/ android

Using Android To Help Stroke Patients

As you may already know, my Wife's aunty had a stroke in July 2015 and this has had a major impact on our family. I won't go into too much detail but suffice to say our aunt has lost most of her ability to speak and move the right side of her body.
Over the months she has shown great improvement and is slowly regaining her strength. But there are times where she is greatly frustrated by her speech, and these are generally the times where we find it the hardest to understand her needs. She is comfortable and being well cared for but sometimes she needs the curtains closing, or a pillow for her back etc. These times it is hard for her to communicate with us.

I had a thought before Christmas...

Could I re-purpose an old Android tablet to be a communication tool and enable her to communicate when frustrated?
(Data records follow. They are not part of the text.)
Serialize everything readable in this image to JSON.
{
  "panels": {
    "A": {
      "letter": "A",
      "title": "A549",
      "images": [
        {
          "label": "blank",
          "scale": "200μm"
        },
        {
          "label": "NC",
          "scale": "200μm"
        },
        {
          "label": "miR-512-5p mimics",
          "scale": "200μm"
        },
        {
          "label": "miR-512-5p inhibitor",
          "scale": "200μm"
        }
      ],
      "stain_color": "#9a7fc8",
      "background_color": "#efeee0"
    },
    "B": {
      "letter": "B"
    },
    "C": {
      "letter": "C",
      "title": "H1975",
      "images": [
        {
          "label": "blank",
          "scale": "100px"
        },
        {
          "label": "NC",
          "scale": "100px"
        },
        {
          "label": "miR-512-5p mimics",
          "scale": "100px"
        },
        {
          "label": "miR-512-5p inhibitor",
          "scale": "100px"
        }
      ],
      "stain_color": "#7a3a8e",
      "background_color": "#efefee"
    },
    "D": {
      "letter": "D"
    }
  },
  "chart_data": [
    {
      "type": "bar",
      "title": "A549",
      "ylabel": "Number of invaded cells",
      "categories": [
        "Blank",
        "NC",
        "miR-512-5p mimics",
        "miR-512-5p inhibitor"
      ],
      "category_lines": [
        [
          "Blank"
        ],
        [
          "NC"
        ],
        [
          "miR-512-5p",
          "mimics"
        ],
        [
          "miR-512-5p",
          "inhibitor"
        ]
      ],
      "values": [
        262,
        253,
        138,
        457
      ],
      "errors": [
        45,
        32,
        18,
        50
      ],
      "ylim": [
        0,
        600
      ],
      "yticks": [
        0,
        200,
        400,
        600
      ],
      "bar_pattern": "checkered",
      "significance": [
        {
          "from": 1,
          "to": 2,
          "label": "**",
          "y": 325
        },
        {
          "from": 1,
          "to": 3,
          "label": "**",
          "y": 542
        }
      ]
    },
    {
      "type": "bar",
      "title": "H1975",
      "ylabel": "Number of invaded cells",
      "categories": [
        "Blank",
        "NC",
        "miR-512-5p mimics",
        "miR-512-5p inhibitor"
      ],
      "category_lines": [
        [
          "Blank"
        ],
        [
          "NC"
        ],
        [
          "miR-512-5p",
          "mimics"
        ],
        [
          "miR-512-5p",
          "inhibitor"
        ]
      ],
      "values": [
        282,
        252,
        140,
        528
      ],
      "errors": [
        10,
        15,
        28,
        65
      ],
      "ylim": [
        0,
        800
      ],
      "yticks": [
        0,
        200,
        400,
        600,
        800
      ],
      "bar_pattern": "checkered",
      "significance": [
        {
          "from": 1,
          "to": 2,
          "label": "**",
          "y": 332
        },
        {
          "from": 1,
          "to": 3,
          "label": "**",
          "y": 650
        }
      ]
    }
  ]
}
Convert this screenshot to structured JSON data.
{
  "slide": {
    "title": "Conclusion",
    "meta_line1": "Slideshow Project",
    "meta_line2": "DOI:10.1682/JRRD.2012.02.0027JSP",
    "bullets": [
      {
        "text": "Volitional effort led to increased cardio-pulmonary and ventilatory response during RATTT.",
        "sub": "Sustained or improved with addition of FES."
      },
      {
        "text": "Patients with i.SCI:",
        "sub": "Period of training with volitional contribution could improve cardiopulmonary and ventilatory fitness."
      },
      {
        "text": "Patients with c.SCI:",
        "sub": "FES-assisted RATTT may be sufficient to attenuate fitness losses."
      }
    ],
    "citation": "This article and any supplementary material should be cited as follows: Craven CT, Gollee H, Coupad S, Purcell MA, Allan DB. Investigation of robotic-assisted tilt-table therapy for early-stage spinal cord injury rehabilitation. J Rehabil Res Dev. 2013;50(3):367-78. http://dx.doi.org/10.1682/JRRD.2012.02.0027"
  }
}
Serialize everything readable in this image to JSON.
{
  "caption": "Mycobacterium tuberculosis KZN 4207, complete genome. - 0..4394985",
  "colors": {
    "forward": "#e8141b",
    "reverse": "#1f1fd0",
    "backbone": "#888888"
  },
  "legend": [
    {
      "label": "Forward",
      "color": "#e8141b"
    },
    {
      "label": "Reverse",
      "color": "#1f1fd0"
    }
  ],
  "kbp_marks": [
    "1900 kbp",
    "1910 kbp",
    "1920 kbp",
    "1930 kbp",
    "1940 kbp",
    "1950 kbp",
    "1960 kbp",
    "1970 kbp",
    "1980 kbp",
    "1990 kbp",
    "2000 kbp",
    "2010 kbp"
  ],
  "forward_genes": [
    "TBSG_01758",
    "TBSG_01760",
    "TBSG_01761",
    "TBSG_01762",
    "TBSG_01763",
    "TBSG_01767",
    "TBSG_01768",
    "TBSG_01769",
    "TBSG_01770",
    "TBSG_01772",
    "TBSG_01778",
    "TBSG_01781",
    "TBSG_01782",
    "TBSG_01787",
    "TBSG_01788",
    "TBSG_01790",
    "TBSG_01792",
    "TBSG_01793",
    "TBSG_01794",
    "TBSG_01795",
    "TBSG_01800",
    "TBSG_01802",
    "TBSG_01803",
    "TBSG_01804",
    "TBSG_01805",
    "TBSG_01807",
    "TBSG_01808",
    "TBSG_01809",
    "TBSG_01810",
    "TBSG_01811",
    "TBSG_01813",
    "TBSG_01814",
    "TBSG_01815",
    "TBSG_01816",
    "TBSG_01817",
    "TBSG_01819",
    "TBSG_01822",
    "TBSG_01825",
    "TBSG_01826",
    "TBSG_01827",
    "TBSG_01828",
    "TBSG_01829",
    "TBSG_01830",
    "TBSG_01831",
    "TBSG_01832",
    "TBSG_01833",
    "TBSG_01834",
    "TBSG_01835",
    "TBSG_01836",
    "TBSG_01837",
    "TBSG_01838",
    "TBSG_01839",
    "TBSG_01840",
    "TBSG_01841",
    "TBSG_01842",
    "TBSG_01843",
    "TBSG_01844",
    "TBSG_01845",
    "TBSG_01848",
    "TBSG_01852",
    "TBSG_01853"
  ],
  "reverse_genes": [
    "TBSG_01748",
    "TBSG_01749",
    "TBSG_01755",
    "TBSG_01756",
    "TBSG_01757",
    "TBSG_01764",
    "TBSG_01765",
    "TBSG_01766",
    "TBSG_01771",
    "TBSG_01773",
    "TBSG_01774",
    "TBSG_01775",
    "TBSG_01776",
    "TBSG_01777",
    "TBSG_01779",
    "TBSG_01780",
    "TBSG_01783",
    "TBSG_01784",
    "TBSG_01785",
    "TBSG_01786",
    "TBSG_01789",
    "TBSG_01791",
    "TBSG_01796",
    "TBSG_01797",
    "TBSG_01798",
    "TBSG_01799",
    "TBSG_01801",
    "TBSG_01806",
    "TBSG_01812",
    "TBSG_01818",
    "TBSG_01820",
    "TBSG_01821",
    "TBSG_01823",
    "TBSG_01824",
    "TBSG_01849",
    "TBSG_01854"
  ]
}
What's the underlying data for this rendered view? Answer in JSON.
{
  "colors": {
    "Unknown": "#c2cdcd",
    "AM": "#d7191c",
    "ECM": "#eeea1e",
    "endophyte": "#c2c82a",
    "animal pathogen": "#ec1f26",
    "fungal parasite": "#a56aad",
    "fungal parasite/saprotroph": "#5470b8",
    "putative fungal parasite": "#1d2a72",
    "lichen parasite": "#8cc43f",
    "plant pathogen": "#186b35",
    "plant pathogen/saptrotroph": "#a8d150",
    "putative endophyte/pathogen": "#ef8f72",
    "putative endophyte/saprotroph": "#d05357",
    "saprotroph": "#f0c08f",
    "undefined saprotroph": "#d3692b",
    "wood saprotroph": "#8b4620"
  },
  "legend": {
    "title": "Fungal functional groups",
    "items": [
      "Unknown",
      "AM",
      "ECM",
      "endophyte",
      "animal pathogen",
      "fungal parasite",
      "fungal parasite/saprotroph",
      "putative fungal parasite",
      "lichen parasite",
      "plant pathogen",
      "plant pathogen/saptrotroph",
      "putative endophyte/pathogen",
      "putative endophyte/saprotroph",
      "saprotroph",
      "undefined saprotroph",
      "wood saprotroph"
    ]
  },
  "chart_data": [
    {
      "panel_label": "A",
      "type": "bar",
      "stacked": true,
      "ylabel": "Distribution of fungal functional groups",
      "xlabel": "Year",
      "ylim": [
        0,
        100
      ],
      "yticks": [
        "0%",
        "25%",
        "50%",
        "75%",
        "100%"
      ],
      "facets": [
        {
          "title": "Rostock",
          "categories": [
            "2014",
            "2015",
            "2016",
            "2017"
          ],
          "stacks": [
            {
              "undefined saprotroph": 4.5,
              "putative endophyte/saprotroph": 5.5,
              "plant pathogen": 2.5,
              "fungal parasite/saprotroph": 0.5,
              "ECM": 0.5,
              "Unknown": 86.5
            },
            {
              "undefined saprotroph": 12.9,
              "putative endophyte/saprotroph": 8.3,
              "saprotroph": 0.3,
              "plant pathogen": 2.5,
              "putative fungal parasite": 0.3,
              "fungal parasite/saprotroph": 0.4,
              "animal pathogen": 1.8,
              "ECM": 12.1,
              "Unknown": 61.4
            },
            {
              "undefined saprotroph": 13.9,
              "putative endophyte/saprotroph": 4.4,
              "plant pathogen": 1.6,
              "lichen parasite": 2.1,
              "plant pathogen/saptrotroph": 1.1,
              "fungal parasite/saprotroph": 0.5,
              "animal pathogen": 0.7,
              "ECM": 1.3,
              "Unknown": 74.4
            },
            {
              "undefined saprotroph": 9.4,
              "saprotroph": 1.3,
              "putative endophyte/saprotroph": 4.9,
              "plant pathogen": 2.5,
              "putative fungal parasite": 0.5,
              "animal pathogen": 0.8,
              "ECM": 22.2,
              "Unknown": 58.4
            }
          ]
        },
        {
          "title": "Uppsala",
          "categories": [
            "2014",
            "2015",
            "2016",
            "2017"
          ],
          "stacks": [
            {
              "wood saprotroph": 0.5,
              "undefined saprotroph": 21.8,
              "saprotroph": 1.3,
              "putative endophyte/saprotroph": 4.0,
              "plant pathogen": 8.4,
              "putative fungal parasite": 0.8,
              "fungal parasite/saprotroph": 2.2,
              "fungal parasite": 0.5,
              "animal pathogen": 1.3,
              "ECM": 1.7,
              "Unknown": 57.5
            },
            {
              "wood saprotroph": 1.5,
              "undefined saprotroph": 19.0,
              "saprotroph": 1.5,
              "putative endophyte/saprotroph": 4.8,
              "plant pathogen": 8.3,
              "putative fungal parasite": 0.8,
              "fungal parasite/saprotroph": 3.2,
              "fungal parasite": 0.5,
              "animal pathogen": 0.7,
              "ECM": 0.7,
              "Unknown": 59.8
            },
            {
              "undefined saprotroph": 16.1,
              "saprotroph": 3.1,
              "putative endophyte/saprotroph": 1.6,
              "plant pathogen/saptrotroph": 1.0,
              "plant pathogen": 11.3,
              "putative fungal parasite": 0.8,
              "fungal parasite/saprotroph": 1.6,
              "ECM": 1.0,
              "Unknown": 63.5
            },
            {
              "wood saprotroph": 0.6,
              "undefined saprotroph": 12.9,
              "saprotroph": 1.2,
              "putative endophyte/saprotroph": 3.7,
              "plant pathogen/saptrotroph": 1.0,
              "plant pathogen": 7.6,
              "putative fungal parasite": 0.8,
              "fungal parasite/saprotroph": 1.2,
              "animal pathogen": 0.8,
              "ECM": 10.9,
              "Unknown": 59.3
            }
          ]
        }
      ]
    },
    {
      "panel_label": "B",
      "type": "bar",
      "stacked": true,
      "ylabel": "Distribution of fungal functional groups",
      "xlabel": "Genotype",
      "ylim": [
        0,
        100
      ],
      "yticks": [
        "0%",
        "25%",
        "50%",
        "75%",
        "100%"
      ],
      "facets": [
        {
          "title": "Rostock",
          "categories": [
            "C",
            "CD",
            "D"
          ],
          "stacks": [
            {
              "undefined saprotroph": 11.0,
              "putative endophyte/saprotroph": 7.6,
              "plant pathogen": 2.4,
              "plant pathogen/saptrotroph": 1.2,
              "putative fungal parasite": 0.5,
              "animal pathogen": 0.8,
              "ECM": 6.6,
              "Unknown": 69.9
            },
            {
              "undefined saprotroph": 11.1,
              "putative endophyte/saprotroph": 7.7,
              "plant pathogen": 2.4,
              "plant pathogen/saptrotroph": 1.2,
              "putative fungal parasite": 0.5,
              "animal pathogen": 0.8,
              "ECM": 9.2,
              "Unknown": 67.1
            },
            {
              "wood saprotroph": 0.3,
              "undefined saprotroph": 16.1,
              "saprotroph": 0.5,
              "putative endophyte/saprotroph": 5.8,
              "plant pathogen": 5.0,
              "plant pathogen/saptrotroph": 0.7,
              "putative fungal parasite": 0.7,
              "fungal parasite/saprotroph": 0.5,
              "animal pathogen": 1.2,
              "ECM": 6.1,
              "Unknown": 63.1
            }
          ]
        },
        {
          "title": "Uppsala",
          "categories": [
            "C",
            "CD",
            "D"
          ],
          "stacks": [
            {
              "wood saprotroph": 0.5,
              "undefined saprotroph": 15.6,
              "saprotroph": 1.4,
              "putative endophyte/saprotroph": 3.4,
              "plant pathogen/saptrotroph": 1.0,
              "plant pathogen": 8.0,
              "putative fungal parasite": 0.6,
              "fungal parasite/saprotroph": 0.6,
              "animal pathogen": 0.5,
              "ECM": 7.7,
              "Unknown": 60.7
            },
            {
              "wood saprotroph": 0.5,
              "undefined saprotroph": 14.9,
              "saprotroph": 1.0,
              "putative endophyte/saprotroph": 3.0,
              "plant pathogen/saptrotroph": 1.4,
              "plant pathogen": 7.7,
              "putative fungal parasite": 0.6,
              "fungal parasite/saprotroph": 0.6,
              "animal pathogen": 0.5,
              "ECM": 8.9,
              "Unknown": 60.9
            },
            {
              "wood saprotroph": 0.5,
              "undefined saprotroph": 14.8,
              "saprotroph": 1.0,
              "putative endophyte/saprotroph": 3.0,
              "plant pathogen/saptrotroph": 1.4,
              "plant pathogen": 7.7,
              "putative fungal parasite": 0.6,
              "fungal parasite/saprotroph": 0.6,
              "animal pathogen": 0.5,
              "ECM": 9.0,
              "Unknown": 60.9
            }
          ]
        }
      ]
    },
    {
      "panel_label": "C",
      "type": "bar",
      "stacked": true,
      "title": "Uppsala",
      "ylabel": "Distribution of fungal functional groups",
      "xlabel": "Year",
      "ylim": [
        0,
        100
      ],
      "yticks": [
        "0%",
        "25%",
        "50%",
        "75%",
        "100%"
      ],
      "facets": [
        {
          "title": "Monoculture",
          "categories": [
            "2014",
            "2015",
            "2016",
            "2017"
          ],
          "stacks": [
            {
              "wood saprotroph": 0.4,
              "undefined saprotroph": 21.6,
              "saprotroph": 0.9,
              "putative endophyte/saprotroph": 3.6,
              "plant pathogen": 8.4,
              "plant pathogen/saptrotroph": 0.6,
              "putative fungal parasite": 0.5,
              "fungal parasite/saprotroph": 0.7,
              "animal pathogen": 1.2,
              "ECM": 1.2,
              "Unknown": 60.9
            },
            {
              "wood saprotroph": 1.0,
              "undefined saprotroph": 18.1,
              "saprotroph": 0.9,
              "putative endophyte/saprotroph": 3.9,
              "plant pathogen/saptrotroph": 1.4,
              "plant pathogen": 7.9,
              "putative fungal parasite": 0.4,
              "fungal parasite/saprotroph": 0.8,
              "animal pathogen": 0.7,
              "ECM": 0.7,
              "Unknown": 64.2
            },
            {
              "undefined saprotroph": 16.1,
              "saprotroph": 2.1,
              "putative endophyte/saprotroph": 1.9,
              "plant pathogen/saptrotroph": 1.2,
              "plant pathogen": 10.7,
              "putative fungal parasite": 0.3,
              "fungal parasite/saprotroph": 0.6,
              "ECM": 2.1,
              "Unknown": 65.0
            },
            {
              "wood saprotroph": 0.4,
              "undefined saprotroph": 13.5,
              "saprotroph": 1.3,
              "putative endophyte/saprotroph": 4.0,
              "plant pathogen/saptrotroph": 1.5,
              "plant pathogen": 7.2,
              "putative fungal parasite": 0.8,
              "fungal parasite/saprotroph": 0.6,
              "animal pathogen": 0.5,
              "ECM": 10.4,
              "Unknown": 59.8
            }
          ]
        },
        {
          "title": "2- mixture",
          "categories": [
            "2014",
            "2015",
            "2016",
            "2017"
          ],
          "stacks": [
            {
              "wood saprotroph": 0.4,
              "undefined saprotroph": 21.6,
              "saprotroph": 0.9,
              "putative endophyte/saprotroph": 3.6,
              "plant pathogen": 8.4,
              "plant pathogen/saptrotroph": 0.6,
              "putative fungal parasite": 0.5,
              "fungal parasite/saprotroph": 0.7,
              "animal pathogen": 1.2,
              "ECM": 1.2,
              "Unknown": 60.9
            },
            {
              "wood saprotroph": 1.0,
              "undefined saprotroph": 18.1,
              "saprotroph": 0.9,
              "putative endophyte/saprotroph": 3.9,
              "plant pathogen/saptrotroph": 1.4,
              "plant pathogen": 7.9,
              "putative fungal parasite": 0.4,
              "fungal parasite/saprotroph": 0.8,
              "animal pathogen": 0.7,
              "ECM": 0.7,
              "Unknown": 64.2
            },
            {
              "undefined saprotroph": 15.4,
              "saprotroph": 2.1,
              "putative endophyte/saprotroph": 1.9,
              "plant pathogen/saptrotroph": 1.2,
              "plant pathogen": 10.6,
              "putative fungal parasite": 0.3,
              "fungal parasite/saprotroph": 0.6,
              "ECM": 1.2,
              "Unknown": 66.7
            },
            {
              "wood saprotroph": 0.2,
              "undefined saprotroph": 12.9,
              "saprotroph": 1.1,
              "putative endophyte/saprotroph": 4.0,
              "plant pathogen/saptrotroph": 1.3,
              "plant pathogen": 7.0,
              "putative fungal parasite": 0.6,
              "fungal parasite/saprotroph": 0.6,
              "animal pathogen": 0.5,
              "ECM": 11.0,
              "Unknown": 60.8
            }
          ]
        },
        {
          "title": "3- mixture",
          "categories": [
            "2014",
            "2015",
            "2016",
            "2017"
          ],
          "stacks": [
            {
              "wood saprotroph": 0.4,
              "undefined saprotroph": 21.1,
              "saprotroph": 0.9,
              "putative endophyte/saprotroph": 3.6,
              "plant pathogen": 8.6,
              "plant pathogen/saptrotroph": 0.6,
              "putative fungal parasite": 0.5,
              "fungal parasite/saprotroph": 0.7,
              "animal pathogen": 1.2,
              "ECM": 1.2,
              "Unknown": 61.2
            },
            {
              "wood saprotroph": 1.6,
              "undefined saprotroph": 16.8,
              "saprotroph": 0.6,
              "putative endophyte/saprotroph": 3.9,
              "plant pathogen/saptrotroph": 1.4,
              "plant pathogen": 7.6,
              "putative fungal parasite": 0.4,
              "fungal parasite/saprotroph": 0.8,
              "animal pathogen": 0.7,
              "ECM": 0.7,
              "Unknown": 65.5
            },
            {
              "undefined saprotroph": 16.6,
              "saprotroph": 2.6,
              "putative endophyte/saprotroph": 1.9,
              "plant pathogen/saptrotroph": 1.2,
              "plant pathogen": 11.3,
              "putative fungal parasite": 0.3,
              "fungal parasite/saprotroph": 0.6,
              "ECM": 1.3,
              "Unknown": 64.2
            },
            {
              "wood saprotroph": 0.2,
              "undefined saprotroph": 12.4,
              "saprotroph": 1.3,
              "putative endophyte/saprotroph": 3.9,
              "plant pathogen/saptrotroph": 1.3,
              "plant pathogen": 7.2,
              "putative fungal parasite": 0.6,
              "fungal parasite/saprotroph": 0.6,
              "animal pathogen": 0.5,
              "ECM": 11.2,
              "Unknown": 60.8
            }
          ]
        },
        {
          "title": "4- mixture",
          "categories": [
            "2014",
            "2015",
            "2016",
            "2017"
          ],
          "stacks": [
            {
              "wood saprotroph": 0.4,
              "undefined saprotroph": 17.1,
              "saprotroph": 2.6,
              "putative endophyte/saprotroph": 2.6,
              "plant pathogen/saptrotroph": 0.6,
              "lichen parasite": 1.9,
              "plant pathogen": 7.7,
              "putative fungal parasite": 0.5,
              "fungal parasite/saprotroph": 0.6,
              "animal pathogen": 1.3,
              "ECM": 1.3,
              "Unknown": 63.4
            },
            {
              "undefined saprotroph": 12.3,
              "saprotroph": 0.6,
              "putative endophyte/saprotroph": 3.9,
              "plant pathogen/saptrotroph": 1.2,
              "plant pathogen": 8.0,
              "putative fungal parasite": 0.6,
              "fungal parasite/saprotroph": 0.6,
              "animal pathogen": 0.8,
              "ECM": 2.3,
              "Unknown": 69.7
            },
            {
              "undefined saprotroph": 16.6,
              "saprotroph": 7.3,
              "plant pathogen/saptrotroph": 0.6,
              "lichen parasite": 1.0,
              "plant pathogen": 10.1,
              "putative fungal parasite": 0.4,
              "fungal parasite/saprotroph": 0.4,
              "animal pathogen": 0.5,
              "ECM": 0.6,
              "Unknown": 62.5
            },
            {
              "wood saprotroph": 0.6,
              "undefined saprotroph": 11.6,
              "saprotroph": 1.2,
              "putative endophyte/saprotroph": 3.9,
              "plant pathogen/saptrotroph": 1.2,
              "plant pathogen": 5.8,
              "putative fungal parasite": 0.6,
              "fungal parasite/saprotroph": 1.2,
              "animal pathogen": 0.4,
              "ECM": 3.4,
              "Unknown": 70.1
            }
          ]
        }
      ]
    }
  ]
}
So I dug out my old Archos 80 tablet. It's a big tablet with a 4:3 screen but it will do the job.

The next challenge that I faced was...

I don't know how to code an Android app...but I do know how to use MIT App Inventor 2. Could I use that?

Well yes I can. I followed the beginner tutorials on the App Inventor website and learnt how to create a button that will trigger audio to play, basically a soundboard.

In the Designer view I made up a grid of buttons, using a table to contain the buttons. I colour coded the buttons, with green for yes and red for no. There are also two other red buttons used to indicate an urgent request.


I then used a text to speech functionality to create a series of buttons that would be used for communication. This functionality is a "non-visible component" in other words a component that works behind the scenes.


To write code for the buttons we need to switch to the Blocks mode, the button for which is in the top right of the screen.

In the Blocks mode we can see a Scratch like interface. It is a little more complex but still relatively easy for a user to build an app. Using a trigger / event of clicking on a button we call the Text to Speech function that will speak a string of text / message.


I duplicated the original sequence of blocks for each of the buttons. I then downloaded an APK, an Android installer, and installed it on my OneplusX running Android 5 and onto my Archos 80 running Android 4.0. The App worked well on both, here's a video of it running on the Archos tablet.

So what's next?

Part of the rehabilitation process is for the patient to learn vowels using certain words. I'd like to expand the application so that this is available to them. With buttons on another screen so that we can keep the app easy to use.
Another expansion is like a game of snap, where the patient must match items and then say their name, for example "Keys". This improves their hand to eye co-ordination and their speech.

It was an interesting experience to build the app, applying skills learnt via other languages and projects into something that will have a real use.